上のグラフはシュレディンガー方程式を解いた結果を示しています。赤線がポテンシャル関数で、黒線が基底状態での波動関数の存在確率、青線が第1励起状態での波動関数の存在確率です。
基底状態の固有エネルギーが約0.5、第1励起状態の固有エネルギーが約1.5、第2励起状態の固有エネルギーが2.5、3.49、4.49、・・・と各固有エネルギーの差が1と等間隔になっていることがわかりました。また、ポテンシャルエネルギーより小さいエネルギーですが、トンネル効果という現象で一部滲みだしていることもわかります。

反転振動型のポテンシャル

さて、ここまでは教科書レベルのポテンシャル関数でした。前回の記事で反転振動を取り扱いました。反転振動のポテンシャル関数型は4次関数の形をしています。というのもアンモニアのような三角錐が安定構造です。また、その三角錐をひっくり返した三角錐構造も安定構造です。どちらの三角錐構造がたくさん存在しているかという判別は非常に大変です。その理由は状態の重ね合わせなのですが、直感的に理解するには三角錐構造のひっくり返りの速度が非常に速い(1秒で1000000000回ひっくり返りかえる)からともいえます。今回のポテンシャルエネルギーとどう関わってくるでしょうか考えてみましょう。三角錐構造Aから三角錐構造Bへ反転するとします。三角錐構造AとBは対称的なので同じポテンシャルエネルギーを持っています。そして、安定構造なので最小値になります。さて、三角錐構造AとBの途中はどうなっているでしょうか?答えはすべての原子が同一平面上に存在するときです。同一平面に原子が存在すると、原子同士が近づいてポテンシャルエネルギーが非常に大きくなります。動きとしては三角錐構造A、同一平面、三角錐構造Bに変化します。そして、ポテンシャルエネルギーは最小値、極大値、最小値となっています。滑らかに変化すると仮定するとおおよそ4次関数型のポテンシャルになります。それでは、4次関数型ポテンシャルの波動関数の挙動を紹介します。

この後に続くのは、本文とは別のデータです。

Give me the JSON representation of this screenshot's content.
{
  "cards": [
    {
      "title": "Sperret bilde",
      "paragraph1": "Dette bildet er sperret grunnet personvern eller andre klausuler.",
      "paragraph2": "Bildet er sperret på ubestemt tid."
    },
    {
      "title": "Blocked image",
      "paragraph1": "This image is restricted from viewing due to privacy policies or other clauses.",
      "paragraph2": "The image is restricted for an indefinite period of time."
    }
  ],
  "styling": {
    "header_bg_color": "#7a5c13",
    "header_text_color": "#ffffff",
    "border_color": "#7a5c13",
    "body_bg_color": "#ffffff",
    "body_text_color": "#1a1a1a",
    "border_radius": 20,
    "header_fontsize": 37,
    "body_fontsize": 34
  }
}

上のグラフはシュレディンガー方程式を解いた結果を示しています。赤線がポテンシャル関数で、黒線が基底状態での波動関数の存在確率、青線が第1励起状態での波動関数の存在確率です。
赤線のポテンシャルエネルギーの最小値の2か所に黒線と青線の波動関数のピークがあります。しかも、波動関数のピークはポテンシャルエネルギーの最小値の片方ずつあります。また、上図では基底状態と第1励起状態と分けていますが、固有エネルギーはほとんど差がありません。なので、2つの状態はほぼ同じ状態をしているということがわかります。これは前述した三角錐が反転しても同じ構造が安定ということを示しています。では、ここから反転振動の周期を求めたいところですが…。内容が内容なので別の記事にしたいと思います。イメージとしては黒線から青線に移動。青線から黒線に移動というのを繰り返しの運動しており、その振動数がおおよそ(固有エネルギーの差) / (ディラック定数)程度になります。

最後に

今回は以上になります。内容がハードでしたが、プログラミングしてみた結果を考察してみました。定量的な議論はやや難しいですが、定性的な議論には一部使えそうです。また、量子力学を学び始めた方は学んだ結果を自分ので手で確認することができると思います。